Wikimedia Foundation, a US-based non-profit organization, which operates the popular Wikipedia, announced yesterday that it raised $25 million in donations during its 2012 fundraiser. The campaign ran on the English-language Wikipedia site for nine full days and collected funds from 1.2 million people across U.S., Canada, Great Britain, Australia and New Zealand.
This is the organization's ninth fund raiser and funds from the campaign will go towards making sure that the user-driven encyclopedia stays ad-free. The donations will help "maintain server infrastructure, support global projects to increase the number of editors, improve and simplify the software that supports our projects, and make Wikipedia accessible globally to billions of people who are just beginning to access the Internet."

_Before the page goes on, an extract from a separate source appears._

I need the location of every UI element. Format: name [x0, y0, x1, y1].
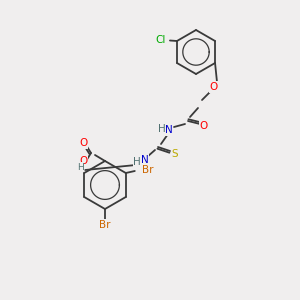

In 2011, it had raised $20 million in 46 days. The most-successful 24-hour period for donations this year brought in $2,365,564 million from 145,573 donors. Material used in this year's campaign will be used in another short fund raising drive which will seek donations from the rest of the world in April 2013.
To express its gratitude towards volunteer contributors, who are the core content generators of the world's largest encyclopedia, the Wikimedia Foundation has started a 'thank you' campaign with short videos that showcase some of the roughly 80,000 volunteer editors, photographers and free-knowledge advocates from around the world who regularly contribute to Wikimedia projects. The campaign started yesterday and will run through the end of the year.
The Wikimedia Foundation also started two other initiatives earlier this year. Wikidata, which is a machine-readable database that can be edited by anyone and Wikiemedia Labs, which will allow volunteers to contribute develop changes in its back-end infrastructure.